1. Field of the Invention
The invention relates to a process for isolating pure diketene with recovery of materials of value by continuous, two-stage distillation of crude diketene at reduced pressure and with continuous reaction of the resulting distillation residue with acetic acid.
2. Background Art
In the industrial dimerization of technical-grade ketene, for example as described in DE-A-2301655 (US-A-4001332), an 82 to 87% pure crude diketene is obtained, which, besides small amounts of dissolved ketene, acetone and acetic acid, is contaminated by a further 5 to 7% of acetic anhydride and 8 to 10% of oligomeric or polymeric ketenes, which can be described by the general formula (CH.sub.2 .dbd.C.dbd.O).sub.n+1, where n&gt;1. This crude diketene is unsuitable for use as starting material for numerous syntheses. Before further use, it must be purified, which can conveniently be achieved by distillation. If known methods are used for this, then account must be taken of product decomposition and polymerization, caused by the high reactivity of the diketene, which detract from the economics and the effectiveness of the purification process, impairing the quality of the pure diketene obtained. In addition, the distillation of the crude diketene is associated with a high safety risk, in particular because of the 4 to 5% of ketene trimer, which is very unstable, always present.

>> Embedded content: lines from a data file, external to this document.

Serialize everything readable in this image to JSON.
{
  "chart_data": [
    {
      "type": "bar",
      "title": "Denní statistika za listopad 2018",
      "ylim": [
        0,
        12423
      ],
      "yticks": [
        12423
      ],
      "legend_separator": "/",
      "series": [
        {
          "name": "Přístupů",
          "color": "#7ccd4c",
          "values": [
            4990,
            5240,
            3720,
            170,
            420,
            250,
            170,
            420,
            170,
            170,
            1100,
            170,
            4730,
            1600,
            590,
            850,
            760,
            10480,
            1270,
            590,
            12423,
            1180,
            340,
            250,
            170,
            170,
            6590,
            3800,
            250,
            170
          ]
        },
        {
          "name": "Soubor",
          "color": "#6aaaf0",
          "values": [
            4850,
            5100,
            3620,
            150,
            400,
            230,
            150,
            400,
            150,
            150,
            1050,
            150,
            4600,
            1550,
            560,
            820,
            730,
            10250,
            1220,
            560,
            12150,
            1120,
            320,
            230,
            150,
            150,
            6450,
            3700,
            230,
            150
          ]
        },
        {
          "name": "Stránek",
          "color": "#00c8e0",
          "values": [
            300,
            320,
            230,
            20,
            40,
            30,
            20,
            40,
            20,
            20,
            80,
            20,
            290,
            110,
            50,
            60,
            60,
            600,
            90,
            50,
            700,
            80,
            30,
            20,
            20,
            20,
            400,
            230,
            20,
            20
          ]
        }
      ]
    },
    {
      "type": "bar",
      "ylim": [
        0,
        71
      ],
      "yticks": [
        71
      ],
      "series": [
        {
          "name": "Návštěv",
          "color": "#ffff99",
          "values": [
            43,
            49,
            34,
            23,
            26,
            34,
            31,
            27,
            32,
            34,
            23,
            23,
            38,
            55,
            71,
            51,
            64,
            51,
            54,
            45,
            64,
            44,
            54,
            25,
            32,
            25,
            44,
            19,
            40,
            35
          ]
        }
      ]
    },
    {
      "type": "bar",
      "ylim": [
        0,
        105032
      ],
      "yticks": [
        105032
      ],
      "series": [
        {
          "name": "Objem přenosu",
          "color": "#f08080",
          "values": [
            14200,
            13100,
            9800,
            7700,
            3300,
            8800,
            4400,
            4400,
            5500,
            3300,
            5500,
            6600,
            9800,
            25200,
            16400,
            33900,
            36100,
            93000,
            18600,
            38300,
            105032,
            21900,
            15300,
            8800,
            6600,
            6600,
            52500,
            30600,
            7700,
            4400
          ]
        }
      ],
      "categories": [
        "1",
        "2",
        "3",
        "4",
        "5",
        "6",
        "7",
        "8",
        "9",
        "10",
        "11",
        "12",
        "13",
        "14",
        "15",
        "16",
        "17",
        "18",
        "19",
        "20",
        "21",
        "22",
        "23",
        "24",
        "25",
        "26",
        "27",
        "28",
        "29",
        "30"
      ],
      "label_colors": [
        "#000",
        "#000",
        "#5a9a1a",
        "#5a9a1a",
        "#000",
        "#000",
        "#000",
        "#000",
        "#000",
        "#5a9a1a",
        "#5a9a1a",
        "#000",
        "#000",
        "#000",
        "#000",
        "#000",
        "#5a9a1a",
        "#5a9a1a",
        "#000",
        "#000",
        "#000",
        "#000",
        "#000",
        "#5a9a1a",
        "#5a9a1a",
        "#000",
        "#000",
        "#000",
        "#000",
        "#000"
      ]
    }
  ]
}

A particular processing and safety problem of the industrial distillation of crude diketene is the separation and further handling of the polymeric ketenes left over, which are obtained as a residue which, under standard conditions, is viscous to solid--depending on the residual content of diketene and acetic anhydride unstable and tends to decompose spontaneously. In practice, therefore, pure diketene is not distilled from the crude diketene quantitatively, but only in part, in general up to about 50%, based on the initial content, and the remaining crude diketene, now containing even more by-products, is passed on for further utilization with all the associated disadvantages. Furthermore, this unstable residue cannot be passed on to a reutilization procedure, but must be immediately and continually disposed of, for example by incineration, which gives a discernible loss of materials of value, based on ketene, and an undesirable dependence on a dedicated residue disposal system.
Attempts have already been made, in the dimerization of ketene, to reduce the proportion of polymeric ketenes by addition of the inhibitors, for example sulfur dioxide (EP-A 0377438=US-A 4999438). This does reduce the problem, but does not solve it. A residual content of higher polymeric ketenes amounting to from 8 to 10% always remains. In addition, such additives tend to reduce the stability of the crude diketene during the distillative purification, which is shown by lower distillation yields or increased formation of reactive residue.
The alternative solution, to isolate only some of the diketene in pure form from the crude diketene by distillation and to feed the remainder to suitable secondary reactions, for example the preparation of various acetoacetic esters, only solves the safety aspect of the problem. Apart from the disadvantages of coproduction, account must in this case be taken of other serious disadvantages in the secondary syntheses which lead to high consumption of materials, high manufacturing costs and product quality problems, because of the formation of numerous by-products which must be removed again from the desired product.
As disclosed in EP-A-0287894 (US-A-4808735), attempts have therefore been made to reduce the safety risk during the preparation and distillation of crude diketene by addition of compounds having functional hydroxyl groups, for , example water, alcohols or carboxylic acids, which react with the trimeric ketene to form thermally stable butanecarboxylic acid derivatives. Since, however, the diketene too undergoes analogous reactions with these additives, the desired degradation of triketene is only incomplete or a high excess of these additives must be used, which makes this measure impractical because of the side reactions with diketenes.
The same disadvantages are shown by the processes disclosed in CA-A-846162 and CA-A-850145, in which the crude diketene is reacted with water to remove acetic anhydride by-product and subsequently worked up by means of extraction and/or distillation.